FIG. 4 illustrates an alternative, rounded shape for the hand grip 40 which is suitable, for example, for fitting over the cylindrical handle shafts of clubs which have no specific impact face or region, such as baseball bats. Indentations 42,44 are provided on both the outer and inner surface 46,48 of the sleeve. Indentations 42 preferably comprise holes as in FIGS. 1 to 3 while indentations 44 comprise grooves. The grip will therefore provide the desired compression or deflection on impact whichever way it is held. If desired, spaced regions with fewer or no indentations may be provided on the inner surface to resist torque or twisting.

The hand grip described above in connection with FIGS. 1 to 3 and with FIG. 4 is soft enough, at least in the areas to which gripping force is applied, to provide a comfortable grip and to absorb impact forces significantly by compressing or buckling. At the same time, the grip resists twisting or torsion as a result of the impact, improving control. The material is designed to act as a mechanical low pass filter, absorbing or significantly reducing high frequency vibrations for improved comfort to the user. Such vibrations are believed to be a factor in injuries such as tennis elbow, so this grip may help to reduce the incidence of such injuries.

The indented outer surface regions provide a better gripping surface and will buckle or compress to conform to the shape of the hand, reducing the pressure on the hand on impact and thus reducing the incidence of calluses or blisters. The non-indented areas on the outer surface correspond to those regions of the grip which will be generally perpendicular to the impact face of the implement, which may be a sporting implement or a tool such as a hammer. These regions act to stiffen the material in those areas and resist twisting and sideways deflections. The indented and non-indented regions on the inner surface have a similar purpose.

The combined effect of the material used for the grip and the holes and grooves in its outer and inner surfaces is to improve comfort while at the same time resisting twisting, absorbing shock, and reducing vibrations, particularly high frequency vibrations.

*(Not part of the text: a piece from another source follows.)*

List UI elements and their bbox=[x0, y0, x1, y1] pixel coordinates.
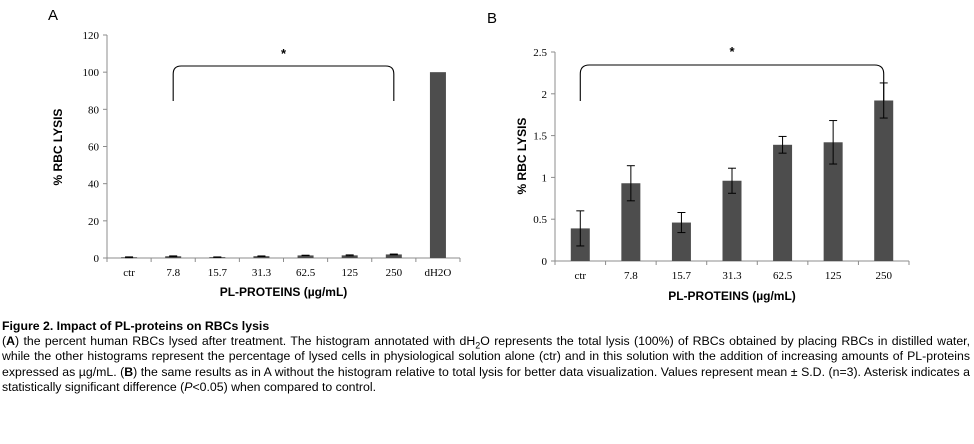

The sleeve is non-uniform or non-isotropic around its periphery where used with implements having an impact face. The sleeve has alternating indented or lesser indented regions and is more resistant to undesirable torque and sideways forces along its face than to compression. The alternating indented and non-indented regions provide areas of varying softness, with the softer regions corresponding to those areas gripped by the hand to provide comfort, better grip and comformability to the hand. The material will deflect or deform in regions where the highest pressure is applied, reducing the risk of formation of pressure blisters or calluses and evening out the force applied to the hand on impact. The less soft regions having fewer or no indentations provide better control of the implements by resisting sideways deflections and torque. The grip is lightweight and comfortable to use.

Although a preferred embodiment of the invention has been describe above by way of example only, it will be understood by those skilled in the field that modifications may be made to the disclosed embodiment without departing from the scope of the invention, which is defined by the appended claims.